The NHS is currently developing a system designed to realise this ambition. It’s called the Systemic Anti Cancer Therapy Dataset (universally referred to as ‘the SACT’). It would be an understatement to say this is in its infancy or that there are not many who believe it will never reach the level of sophistication necessary to deliver that ambition.
However the telling point from an evaluation perspective is the shift of evaluation into the NHS environment rather than that of NICE.
Indeed the SACT is part of a wider NHS programme called Commissioning through Evaluation (CeT) which adds amongst other functions, an economic dimension to the, for cancer, that of the clinical (partially generated by the SACT).
The future: What’s it going to look like?
Very difficult to say is the short answer. There are many competing policy and institutional interests in play some of which I have not mentioned, the most important being industrial policy given the UK’s traditional advantage in this economic sector.

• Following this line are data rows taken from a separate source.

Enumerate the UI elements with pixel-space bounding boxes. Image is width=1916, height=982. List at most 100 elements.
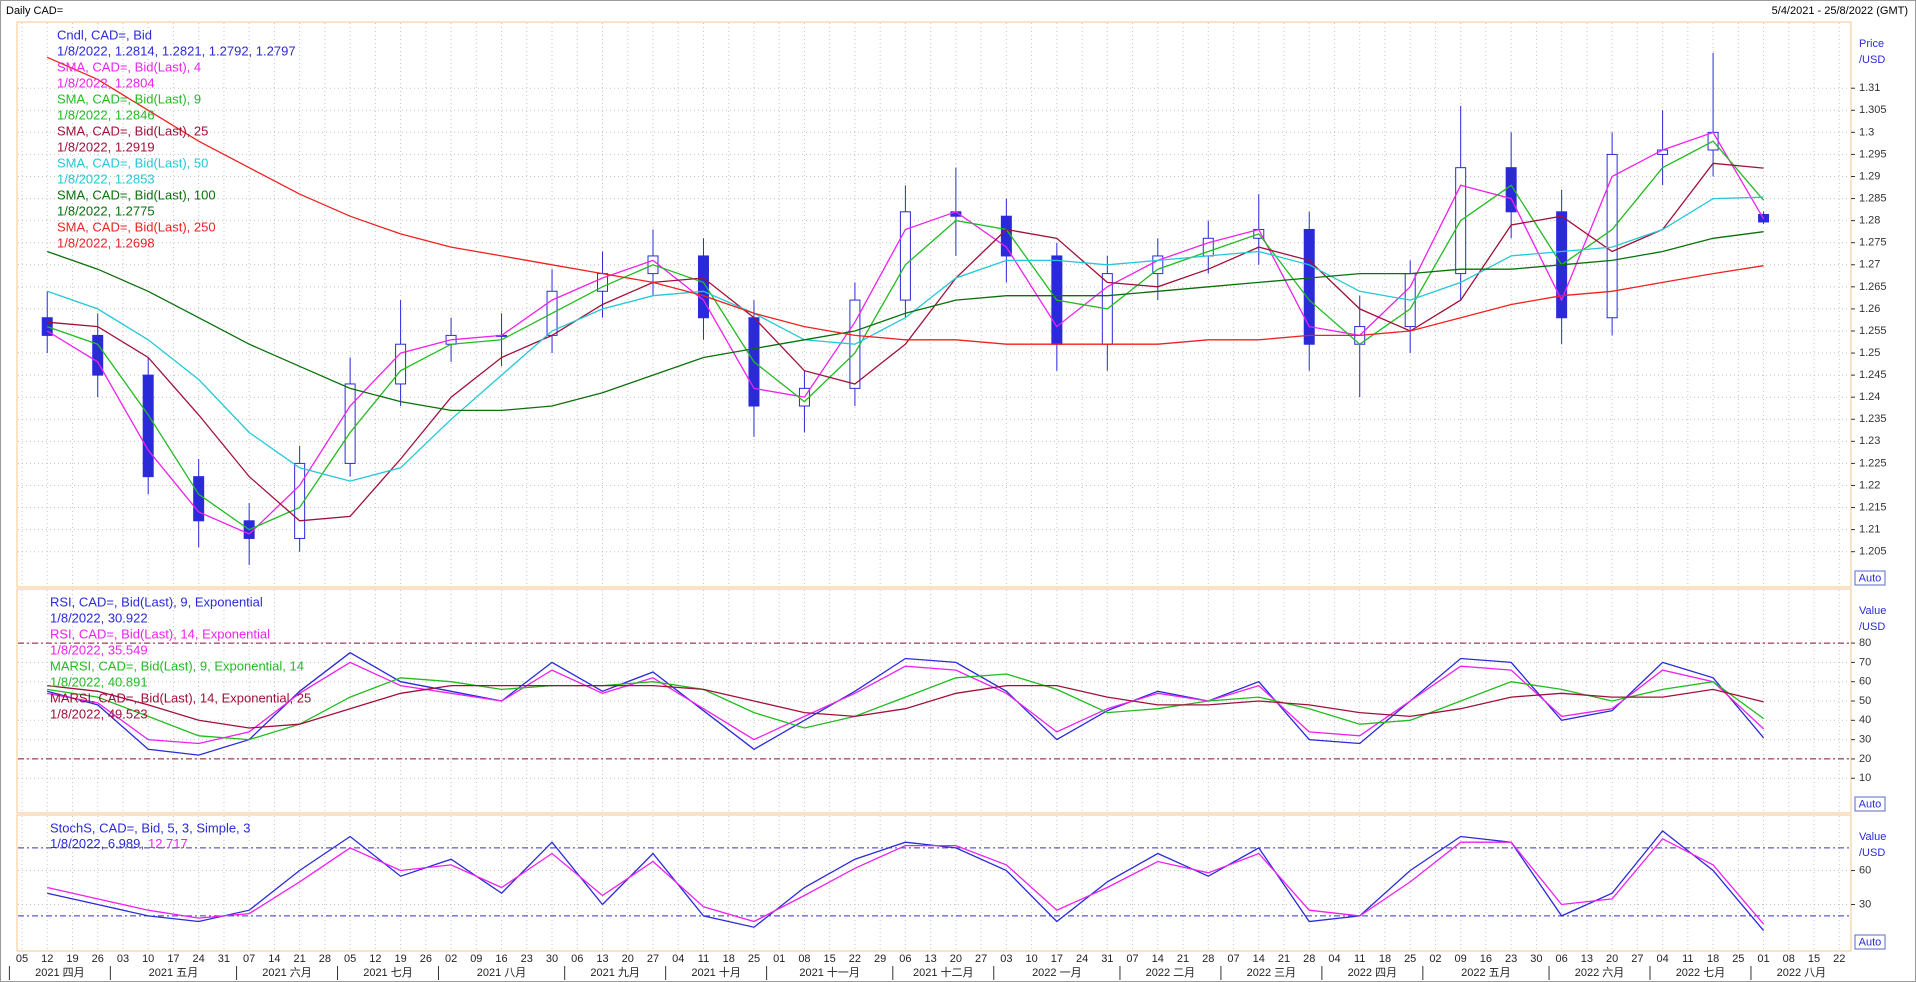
month-label: 2022 三月: [1247, 967, 1297, 979]
x-tick-label: 09: [1455, 953, 1467, 965]
x-tick-label: 28: [319, 953, 331, 965]
y-tick-label: 1.295: [1859, 148, 1887, 160]
month-label: 2022 一月: [1032, 967, 1082, 979]
x-tick-label: 07: [1227, 953, 1239, 965]
x-tick-label: 19: [66, 953, 78, 965]
auto-button[interactable]: [1854, 570, 1886, 586]
candle-body: [899, 211, 911, 301]
x-tick-label: 03: [117, 953, 129, 965]
series-line: [46, 56, 1764, 345]
x-tick-label: 16: [495, 953, 507, 965]
plot-area: [47, 829, 1765, 932]
x-tick-label: 25: [1404, 953, 1416, 965]
y-tick-label: 1.275: [1859, 237, 1887, 249]
y-axis-label: Value: [1859, 831, 1886, 843]
auto-button[interactable]: [1854, 934, 1886, 950]
x-tick-label: 04: [1656, 953, 1668, 965]
y-tick-label: 1.31: [1859, 82, 1880, 94]
y-axis-label: Value: [1859, 605, 1886, 617]
x-tick-label: 24: [193, 953, 205, 965]
x-tick-label: 19: [394, 953, 406, 965]
plot-area: [47, 651, 1765, 756]
month-label: 2021 九月: [590, 966, 640, 979]
auto-button-label[interactable]: Auto: [1859, 936, 1882, 948]
y-tick-label: 1.305: [1859, 104, 1887, 116]
x-tick-label: 30: [1530, 953, 1542, 965]
x-tick-label: 16: [1480, 953, 1492, 965]
x-tick-label: 17: [1051, 953, 1063, 965]
y-tick-label: 1.26: [1859, 303, 1880, 315]
legend-name: RSI, CAD=, Bid(Last), 14, Exponential: [50, 626, 270, 641]
legend-name: SMA, CAD=, Bid(Last), 50: [57, 155, 208, 170]
month-label: 2021 四月: [35, 967, 85, 979]
series-line: [47, 837, 1765, 925]
legend-readout: 1/8/2022, 1.2775: [57, 203, 155, 218]
y-tick-label: 50: [1859, 695, 1871, 707]
series-line: [47, 162, 1764, 522]
y-tick-label: 1.3: [1859, 126, 1874, 138]
auto-button-label[interactable]: Auto: [1859, 572, 1882, 584]
series-line: [47, 661, 1765, 745]
panel-frame: [16, 814, 1852, 952]
legend-readout: 1/8/2022, 1.2853: [57, 171, 155, 186]
x-tick-label: 04: [672, 953, 684, 965]
legend-readout-part: 12.717: [148, 836, 188, 851]
month-label: 2021 六月: [262, 966, 312, 979]
plot-area: [41, 52, 1770, 565]
x-tick-label: 25: [1732, 953, 1744, 965]
x-tick-label: 01: [773, 953, 785, 965]
x-tick-label: 03: [1000, 953, 1012, 965]
candle-body: [697, 255, 709, 319]
x-tick-label: 13: [925, 953, 937, 965]
x-tick-label: 20: [950, 953, 962, 965]
legend-name: SMA, CAD=, Bid(Last), 250: [57, 219, 216, 234]
series-line: [46, 231, 1764, 412]
x-tick-label: 27: [647, 953, 659, 965]
x-tick-label: 30: [546, 953, 558, 965]
x-tick-label: 24: [1076, 953, 1088, 965]
x-tick-label: 31: [218, 953, 230, 965]
month-label: 2022 五月: [1461, 967, 1511, 979]
y-tick-label: 30: [1859, 734, 1871, 746]
y-tick-label: 80: [1859, 637, 1871, 649]
x-tick-label: 20: [1606, 953, 1618, 965]
legend-readout: 1/8/2022, 40.891: [50, 674, 148, 689]
series-line: [46, 131, 1765, 535]
candle-body: [1606, 153, 1618, 319]
auto-button-label[interactable]: Auto: [1859, 798, 1882, 810]
x-tick-label: 22: [849, 953, 861, 965]
y-tick-label: 10: [1859, 772, 1871, 784]
x-tick-label: 01: [1757, 953, 1769, 965]
legend-name: Cndl, CAD=, Bid: [57, 27, 152, 42]
x-tick-label: 23: [1505, 953, 1517, 965]
legend-name: SMA, CAD=, Bid(Last), 9: [57, 91, 201, 106]
auto-button[interactable]: [1854, 796, 1886, 812]
x-tick-label: 07: [243, 953, 255, 965]
x-tick-label: 13: [1581, 953, 1593, 965]
x-tick-label: 05: [344, 953, 356, 965]
x-tick-label: 10: [1025, 953, 1037, 965]
x-tick-label: 14: [1253, 953, 1265, 965]
y-tick-label: 1.25: [1859, 347, 1880, 359]
y-tick-label: 1.27: [1859, 259, 1880, 271]
legend-readout: 1/8/2022, 49.523: [50, 706, 148, 721]
y-tick-label: 1.215: [1859, 501, 1887, 513]
month-label: 2022 八月: [1777, 967, 1827, 979]
month-label: 2021 八月: [477, 967, 527, 979]
x-tick-label: 28: [1303, 953, 1315, 965]
y-tick-label: 1.225: [1859, 457, 1887, 469]
y-axis-unit: /USD: [1859, 54, 1885, 66]
series-line: [46, 140, 1765, 531]
month-label: 2022 六月: [1575, 966, 1625, 979]
x-tick-label: 28: [1202, 953, 1214, 965]
legend-name: MARSI, CAD=, Bid(Last), 14, Exponential,…: [50, 690, 311, 705]
candle-body: [395, 343, 407, 385]
month-label: 2021 十二月: [913, 965, 974, 979]
x-tick-label: 10: [142, 953, 154, 965]
y-tick-label: 60: [1859, 864, 1871, 876]
x-tick-label: 15: [824, 953, 836, 965]
x-tick-label: 02: [1429, 953, 1441, 965]
month-label: 2021 十一月: [799, 965, 860, 979]
x-tick-label: 07: [1126, 953, 1138, 965]
series-line: [46, 196, 1764, 482]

It's evident that everyone recognises that evaluation systems must adapt and change to ensure the system remains viable. That is we must have a system that is transparent, rational and consistent which is fit for purpose for the products it is evaluating.
We clearly do not have that at present.
What role can patient groups like CML Support play in all of this?
Not much on our own given the size of the CML patient population and the unusually, compared to many other cancers, beneficent therapeutic environment most patients exist within.
What we can do is to join coalitions of patient groups with similar interests and in doing so those coalitions can speak for tens, if not hundreds, of thousands of patients and thus obtain a hearing.
In practice this of course is much more difficult to achieve. There are various reasons for this but I’ll leave that for another time.